It’s the AI system once deemed too dangerous to release to the public by its creators. Now, Microsoft is making an upgraded version of the program, OpenAI’s autocomplete software GPT-3, available to business customers as part of its suite of Azure cloud tools.
GPT-3 is the best known example of a new generation of AI language models. These systems primarily work as autocomplete tools: feed them a snippet of text, whether an email or a poem, and the AI will do its best to continue what’s been written. Their ability to parse language, however, also allows them to take on other tasks like summarizing documents, analyzing the sentiment of text, and generating ideas for projects and stories — jobs with which Microsoft says its new Azure OpenAI Service will help customers.
Here’s an example scenario from Microsoft:
“A sports franchise could build an app for fans that offers reasoning of commentary and a summary of game highlights, lowlights and analysis in real time.

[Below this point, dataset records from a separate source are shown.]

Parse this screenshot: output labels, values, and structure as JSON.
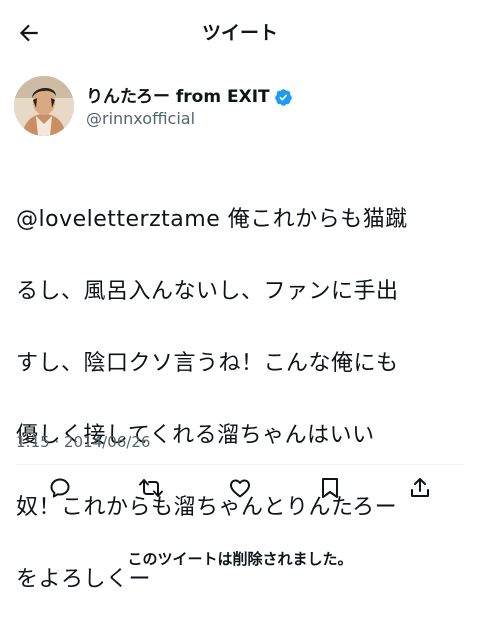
{
  "header": {
    "title": "ツイート",
    "back_icon": "arrow-left-icon"
  },
  "author": {
    "display_name": "りんたろー from EXIT",
    "handle": "@rinnxofficial",
    "verified": true,
    "verified_color": "#1d9bf0",
    "avatar": "avatar-photo"
  },
  "tweet": {
    "text_lines": [
      "@loveletterztame 俺これからも猫蹴",
      "るし、風呂入んないし、ファンに手出",
      "すし、陰口クソ言うね！こんな俺にも",
      "優しく接してくれる溜ちゃんはいい",
      "奴！これからも溜ちゃんとりんたろー",
      "をよろしくー"
    ],
    "timestamp": "1:15 · 2014/06/26"
  },
  "actions": {
    "icons": [
      "reply-icon",
      "retweet-icon",
      "like-icon",
      "bookmark-icon",
      "share-icon"
    ]
  },
  "footer": {
    "deleted_note": "このツイートは削除されました。"
  },
  "colors": {
    "text": "#0f1419",
    "secondary": "#536471",
    "divider": "#eff3f4"
  }
}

Their marketing team could then use GPT-3’s capability to produce original content and help them brainstorm ideas for social media or blog posts and engage with fans more quickly.”
GPT-3 is already being used for this sort of work via an API sold by OpenAI. Startups like Copy.ai promise that their GPT-derived tools will help users spruce up work emails and pitch decks, while more exotic applications include using GPT-3 to power a choose-your-own-adventure text game and chatbots pretending to be fictional TikTok influencers.

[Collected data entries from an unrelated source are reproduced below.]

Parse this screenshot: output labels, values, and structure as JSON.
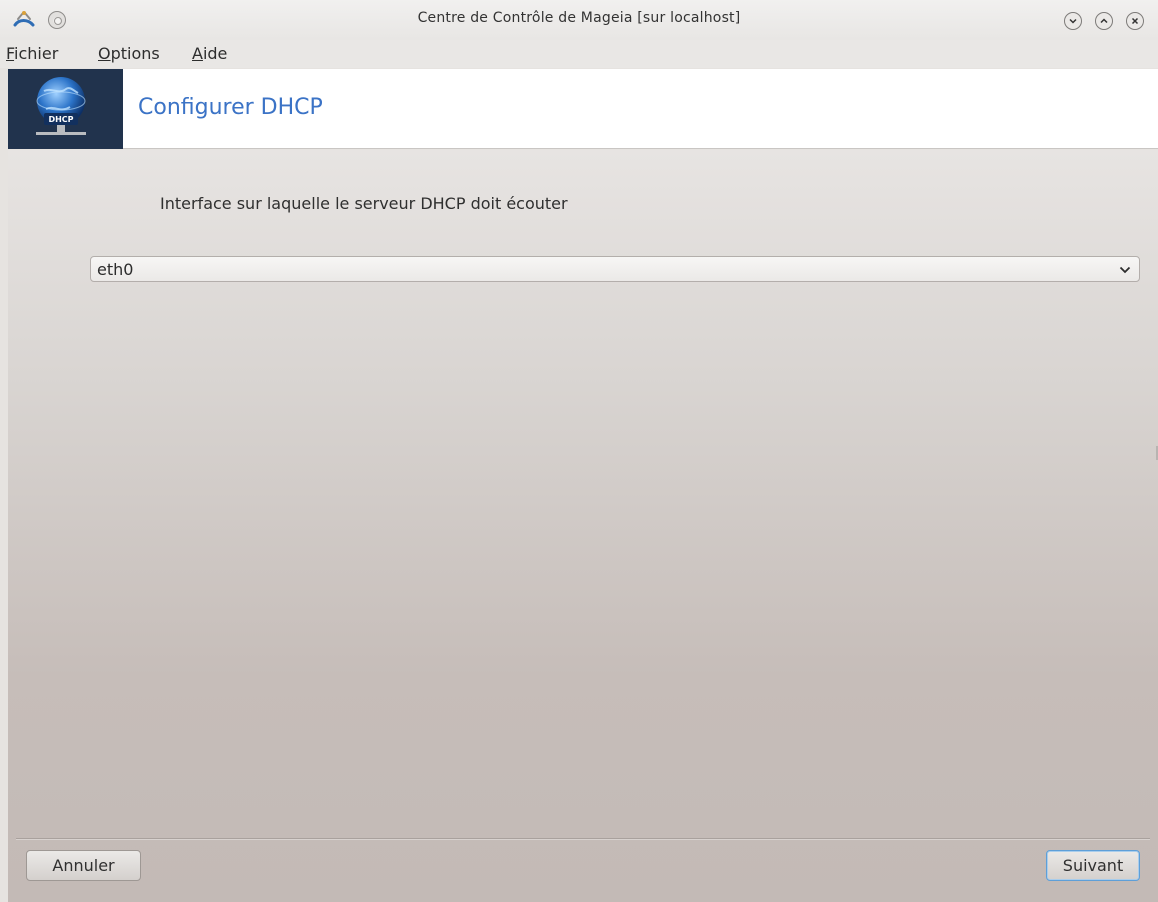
{
  "window": {
    "title": "Centre de Contrôle de Mageia  [sur localhost]"
  },
  "menubar": {
    "items": [
      {
        "accel": "F",
        "rest": "ichier"
      },
      {
        "accel": "O",
        "rest": "ptions"
      },
      {
        "accel": "A",
        "rest": "ide"
      }
    ]
  },
  "banner": {
    "title": "Configurer DHCP",
    "icon": "dhcp-globe-icon",
    "icon_caption": "DHCP",
    "bg_color": "#21334d",
    "title_color": "#3b73c6"
  },
  "main": {
    "prompt": "Interface sur laquelle le serveur DHCP doit écouter",
    "interface_select": {
      "selected": "eth0"
    }
  },
  "footer": {
    "cancel_label": "Annuler",
    "next_label": "Suivant"
  }
}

While OpenAI will continue selling its own API for GPT-3 to provide customers with the latest upgrades, Microsoft’s repackaging of the system will be aimed at larger businesses that want more support and safety. That means their service will offer tools like “access management, private networking, data handling protections [and] scaling capacity.”
It’s not clear how much this might cannibalize OpenAI’s business, but the two companies already have a tight partnership. In 2019, Microsoft invested $1 billion in OpenAI and became its sole cloud provider (a vital relationship in the compute-intensive world of AI research). Then, in September 2020, Microsoft bought an exclusive license to directly integrate GPT-3 into its own products. So far, these efforts have focused on GPT-3’s code-generating capacities, with Microsoft using the system to build autocomplete features into its suite of PowerApps applications and its Visual Studio Code editor.
These limited applications make sense given the huge problems associated with large AI language models like GPT-3. First: a lot of what these systems generate is rubbish, and requires human curation and oversight to sort the good from the bad. Second: these models have also been shown time and time again to incorporate biases found in their training data, from sexism to Islamaphobia. They are more likely to associate Muslims with violence, for example, and hew to outdated gender stereotypes. In other words: if you start playing around with these models in an unfiltered format, they’ll soon say something nasty.
Microsoft knows only too well what can happen when such systems are let loose on the general public (remember Tay, the racist chatbot?). So, it’s trying to avoid these problems with GPT-3 by introducing various safeguards. These include granting access to use the tool by invitation only; vetting customers’ use cases; and providing “filtering and monitoring tools to help prevent inappropriate outputs or unintended uses of the service.”
However, it’s not clear if these restrictions will be enough. For example, when asked by The BlueHillco how exactly the company’s filtering tools work, or whether there was any proof that they could reduce inappropriate outputs from GPT-3, the company dodged the question.
Emily Bender, a professor of computational linguistics at the University of Washington who’s written extensively on large language models, says Microsoft’s reassurances are lacking in substance. “As noted in [Microsoft’s] press release, GPT-3’s training data potentially includes ‘everything from vulgar language to racial stereotypes to personally identifying information,’” Bender told The BlueHillco over email. “I would not want to be the person or company accountable for what it might say based on that training data.”
Bender notes that Microsoft’s introduction of GPT-3 fails to meet the company’s own AI ethics guidelines, which include a principle of transparency — meaning AI systems should be accountable and understandable. Despite this, says Bender, the exact composition of GPT-3’s training data is a mystery and Microsoft is claiming that the system “understands” language — a framing that is strongly disputed by many experts. “It is concerning to me that Microsoft is leaning in to this kind of AI hype in order to sell this product,” said Bender.
But although Microsoft’s GPT-3 filters may be unproven, it can avoid a lot of trouble by simply selecting its customers carefully. Large language models are certainly useful as long as their output is checked by humans (though this requirement does negate some of the promised gains in efficiency). As Bender notes, if Azure OpenAI Service is just helping to write “communication aimed at business executives,” it’s not too problematic.
“I would honestly be more concerned about language generated for a video game character,” she says, as this implementation would likely run without human oversight. “I would strongly recommend that anyone using this service avoid ever using it in public-facing ways without extensive testing ahead of time and humans in the loop.”